The cheap way out is to just ignore the whole mess by producing a static libWebKit.a and requiring any applications to link it statically. This is essentially what I’m doing now. It works well enough, but currently the (non-debug) library weighs in at a touch under 18MB, and thats with barely any AROS-specifics implemented. For every WebKit-using application you have running, thats at least 18MB of duplicated code that you have to hold in memory. There’s also all the usual issues with static linkage: greater disk usage, no ability to upgrade just the library and have all its users get the update, and so on.

The least favourable option would be to rewrite all the parts of WebKit and its dependencies that use global variables and either find a way to remove them or otherwise move them into a per-process context. This is horrendously difficult to do and would pretty much remove any hope of contributing the code back to its upstream sources, which I consider an imperative for this project. So lets say no more about it.

The only other option is to add support to the OS to do the appropriate remapping stuff. This is no small undertaking either, but I think as time goes on, its a very good thing for us to have. I haven’t investigated it in depth, but in addition to actually implementing the stuff in the loader, its also necessary to make some changes to the way modules are held in memory and shared between users.

Currently a module can exist in memory and be used as-is by multiple users without too much effort. Because there’s no global data, sharing a module is as simple as incrementing a use count, so that the module isn’t purged from memory ahead of time.

When sharing an object with global data, in the absence of a MMU, its necessary to allocate new global data for each opener and do its relocations each time. This requires keeping a record of the required relocations. There’s also the issue of constructing the global offset table and the procedure linkage tables, and making sure the pointer to the GOT is carried around the application appropriately. Work that will be usefel here is Staf Verhaegen’s current project on library bases and preserving the %ebx register. Of course this will all have to integrate nicely with that.

Then there’s also the matter of detecting when to use all this new stuff over the standard loading and linking code. I think I can make that as simple as requiring all code to be shared in this way be position-independent (ie compiled with -fPIC). Code compiled in this way is incompatible with the standard load method anyway, and for this type of shared object its far simpler to implement this whole mess if PIC is enabled.
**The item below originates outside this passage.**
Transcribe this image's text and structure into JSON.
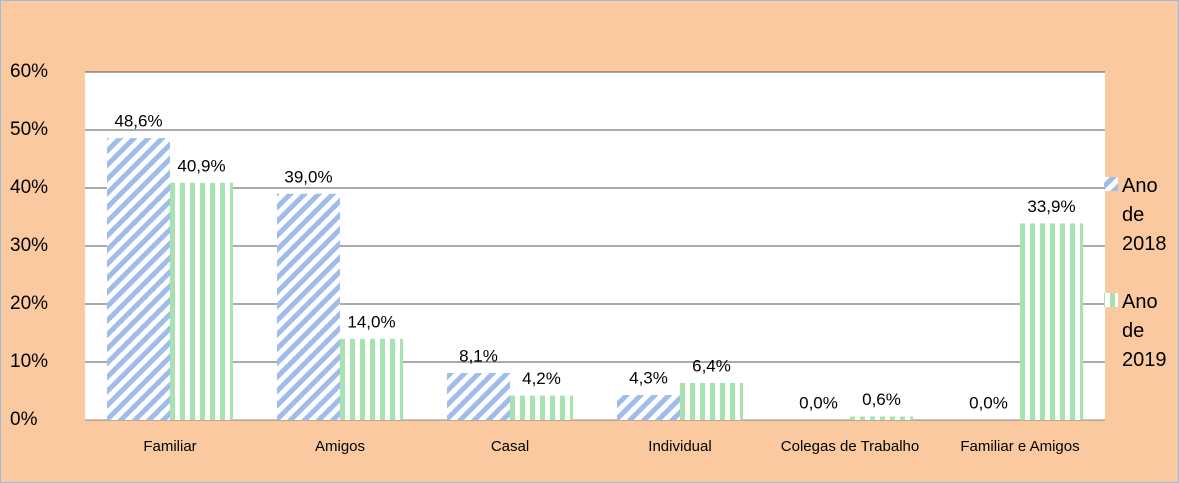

If it is, then detecting which type to use should be as simple as looking for the presence of the .got section in the object.

Thats about as far as my thinking on the matter has come. The shared timer stuff that originally provoked all this is working happily, but if WebKit is ever to be a shared object on AROS, all this will need to be revisited. Because its such a huge undertaking I’m going to leave it until after the WebKit and Traveller are in some kind of usable state. At that time I’ll look at handing off care of the web browser to someone else for a little while and work on this stuff instead.